Hasta hace no muchos años, el cifrado era una expresión que nos retrotraía a los tiempos de la maquina Enigma y de Alan Turing. Sin embargo, y a medida que los Estados han ido metiendo las zarpas en Internet, y en el uso que hacen de él sus ciudadanos, la tecnología de cifrado ha ido ganando importancia a la hora de proteger el secreto de las comunicaciones entre particulares 

Hace algunos años, descansando entre tomo y tomo de los manuales de las oposiciones, me dio por descargarme un libro de un tipo llamado Lawrence Lessig. Sí, ese que quiere presentarse ahora a las primarias demócratas, en plan troyano: aparece como candidato a presidente, pero no tiene intención de ejercer como tal. 

El caso es que, si no me falla la memoria, Lessig presentaba varias fuerzas condicionando lo que podemos hacer, tanto en el mundo físico como en la Red: la Naturaleza, el Mercado, el Código y la Ley. Un problema que implica al Mercado y a la Naturaleza, por ejemplo, es que el frío clima de las regiones del norte de Europa favorece la implantación de empresas tecnológicas, pues la cuestión de la refrigeración de los grandes servidores informáticos se ve considerablemente solucionada, abaratándose los costes energéticos. 

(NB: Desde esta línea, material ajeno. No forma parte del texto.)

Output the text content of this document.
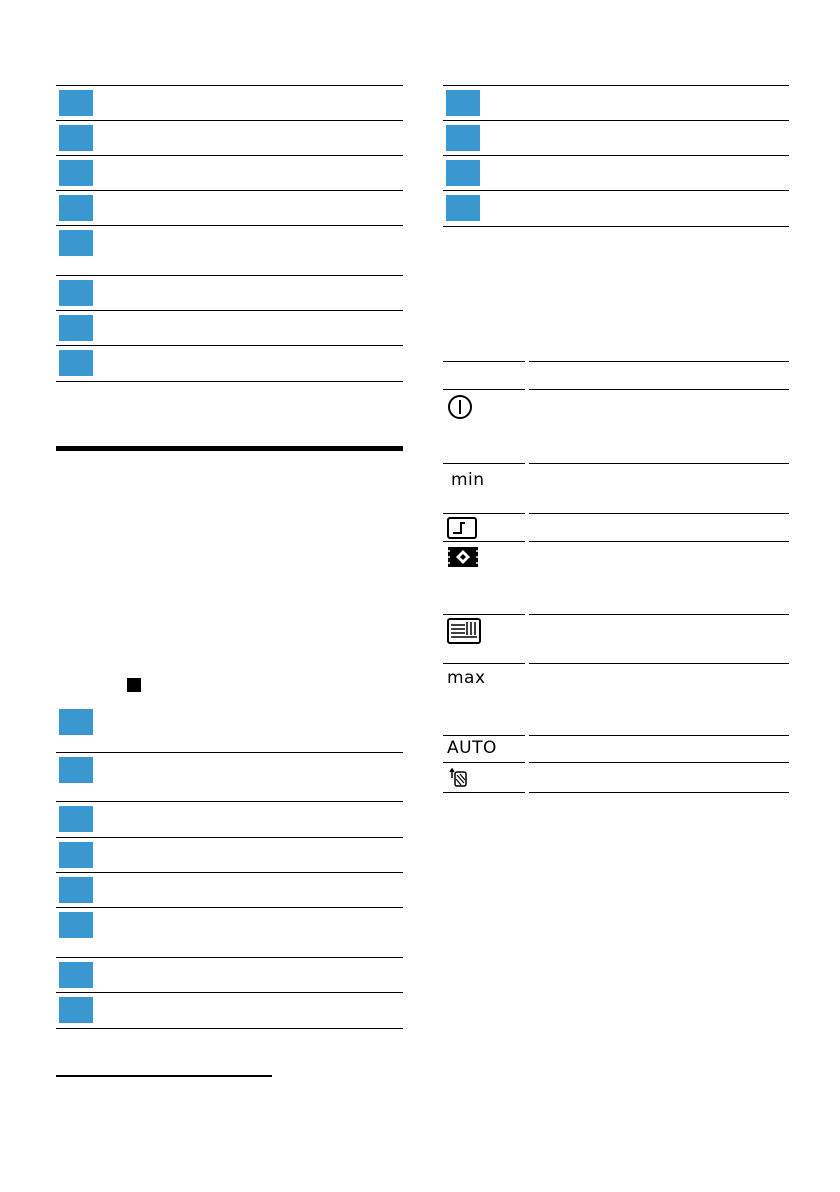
min
max
AUTO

Aunque la verdad, como jurista aficionado a la cosa ésta de los ordenadores, siempre me interesaron más los asuntos que implicaban al Código (informático, se sobreentiende) frente a la Ley.  

Y quién me lo iba a decir, me encontré hablando de esto mismo con mi buen amigo Rinzewind (@Rinze), al hilo de un artículo que han publicado en el New York Times algunos de los primeros espadas de esto del Law Enforcement, incluyendo a nuestro fiscal jefe de la Audiencia Nacional, Javier Zaragoza. A quien, por cierto, los periodistas le han subido de rango, al asignarle al Supremo. Debe ser que a los yankis les cuesta entender un concepto como el de la Audiencia Nacional, no les culpo. En cualquier caso, tampoco andan desencaminados, pues el fiscal jefe de ese órgano tiene, en tal consideración, la categoría de fiscal de Sala del Tribunal Supremo.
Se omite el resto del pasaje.